Cybersecurity researchers have revealed details about a previously unknown software control panel used by TA505, a financially motivated threat group.
"The group frequently changes its malware attack strategies in response to global cybercrime trends," Swiss cybersecurity firm PRODAFT said in a report shared with The Hacker News. "It opportunistically adopts new technologies in order to gain leverage over victims before the wider cybersecurity industry catches on."
TA505, also known as Evil Corp, Gold Drake, Dudear, Indrik Spider, and SectorJ04, is an aggressive Russian cybercrime syndicate that is responsible for the infamous Dridex banking trojan and has been connected to a number of ransomware campaigns in recent years.
It's also linked to the Raspberry Robin attacks, which first surfaced in September 2021, with similarities discovered between the malware and Dridex.
Other malware families linked with the group include FlawedAmmyy, the Neutrino botnet, and ServHelper, a backdoor capable of downloading FlawedGrace, a remote access trojan.
The adversary is said to use the TeslaGun control panel to manage the ServHelper implant, acting as a command-and-control (C2) framework to commandeer the compromised machines.

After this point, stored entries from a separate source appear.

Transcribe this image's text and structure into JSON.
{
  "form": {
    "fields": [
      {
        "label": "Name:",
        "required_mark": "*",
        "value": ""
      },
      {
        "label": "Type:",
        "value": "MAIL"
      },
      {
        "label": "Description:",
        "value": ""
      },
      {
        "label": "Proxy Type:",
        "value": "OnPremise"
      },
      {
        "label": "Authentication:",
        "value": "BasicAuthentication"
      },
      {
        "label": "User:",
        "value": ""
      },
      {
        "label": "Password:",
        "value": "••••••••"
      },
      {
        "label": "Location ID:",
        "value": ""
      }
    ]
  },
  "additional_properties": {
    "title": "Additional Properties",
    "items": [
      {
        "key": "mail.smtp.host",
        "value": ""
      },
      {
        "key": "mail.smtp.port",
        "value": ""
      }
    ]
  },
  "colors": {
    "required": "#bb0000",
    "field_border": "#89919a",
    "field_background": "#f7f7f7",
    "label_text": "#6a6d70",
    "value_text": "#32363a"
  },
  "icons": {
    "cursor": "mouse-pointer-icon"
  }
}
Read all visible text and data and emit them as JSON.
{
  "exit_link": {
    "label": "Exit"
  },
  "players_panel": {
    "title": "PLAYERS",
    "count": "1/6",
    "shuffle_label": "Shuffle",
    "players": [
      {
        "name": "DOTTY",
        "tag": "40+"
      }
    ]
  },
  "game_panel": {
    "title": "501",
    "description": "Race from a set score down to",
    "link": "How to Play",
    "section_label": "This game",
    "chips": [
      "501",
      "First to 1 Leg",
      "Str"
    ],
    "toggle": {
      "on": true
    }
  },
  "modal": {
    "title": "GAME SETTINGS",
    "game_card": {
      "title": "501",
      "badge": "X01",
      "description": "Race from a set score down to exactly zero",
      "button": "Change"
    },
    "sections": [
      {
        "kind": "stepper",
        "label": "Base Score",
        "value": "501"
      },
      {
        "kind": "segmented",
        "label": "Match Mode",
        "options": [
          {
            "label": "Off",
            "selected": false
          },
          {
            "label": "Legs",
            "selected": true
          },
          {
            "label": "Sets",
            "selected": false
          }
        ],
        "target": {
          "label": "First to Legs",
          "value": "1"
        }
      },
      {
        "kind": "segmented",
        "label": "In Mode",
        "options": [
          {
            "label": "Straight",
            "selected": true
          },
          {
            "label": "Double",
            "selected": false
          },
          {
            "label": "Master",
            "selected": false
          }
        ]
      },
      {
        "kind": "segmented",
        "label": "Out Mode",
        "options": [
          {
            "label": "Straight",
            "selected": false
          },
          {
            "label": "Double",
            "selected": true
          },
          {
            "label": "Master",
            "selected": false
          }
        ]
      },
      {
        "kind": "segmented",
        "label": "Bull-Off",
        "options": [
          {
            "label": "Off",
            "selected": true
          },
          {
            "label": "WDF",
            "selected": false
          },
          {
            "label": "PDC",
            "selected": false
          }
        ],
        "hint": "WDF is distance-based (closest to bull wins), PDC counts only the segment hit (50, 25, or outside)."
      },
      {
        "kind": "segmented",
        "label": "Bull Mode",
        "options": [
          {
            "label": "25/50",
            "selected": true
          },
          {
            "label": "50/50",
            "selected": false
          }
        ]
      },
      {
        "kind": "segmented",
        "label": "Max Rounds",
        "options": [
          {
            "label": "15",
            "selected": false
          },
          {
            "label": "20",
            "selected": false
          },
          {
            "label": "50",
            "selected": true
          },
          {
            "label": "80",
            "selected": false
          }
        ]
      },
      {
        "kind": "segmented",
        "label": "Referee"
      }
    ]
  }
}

Furthermore, the panel allows attackers to issue commands and send a single command to all victim devices in go or configure the panel so that a predefined command is automatically executed when a new victim is added to the panel.
Aside from the panel, threat actors have been observed using a remote desktop protocol (RDP) tool to connect to the targeted systems via RDP tunnels.
"The TeslaGun panel has a pragmatic, minimalist design. The main dashboard only contains infected victim data, a generic comment section for each victim, and several options for filtering victim records," the researchers said.
According to PRODAFT's analysis of TeslaGun victim data, the group's phishing and targeted campaigns have reached at least 8,160 people July 2020. A majority of those victims are located in the U.S. (3,667), followed by Russia (647), Brazil (483), Romania (444), and the U.K. (359).
"It is clear that TA505 is actively looking for online banking or retail users, including crypto-wallets and e-commerce accounts," the researchers noted, citing comments made by the adversarial group in the TeslaGun panel.
The findings also arrive as the US Department of Health and Human Services (HHS) issued a warning about the group's significant threats to the health sector, including data exfiltration attacks aimed at stealing intellectual property and ransomware operations.
The agency's Health Sector Cybersecurity Coordination Center (HC3) said in an advisory published late last month, "Evil Corp has a wide set of highly-capable tools at their disposal. These are developed and maintained in-house, but are often used in conjunction with commodity malware, living-off-the-land techniques and common security tools that were designed for legitimate and lawful security assessments."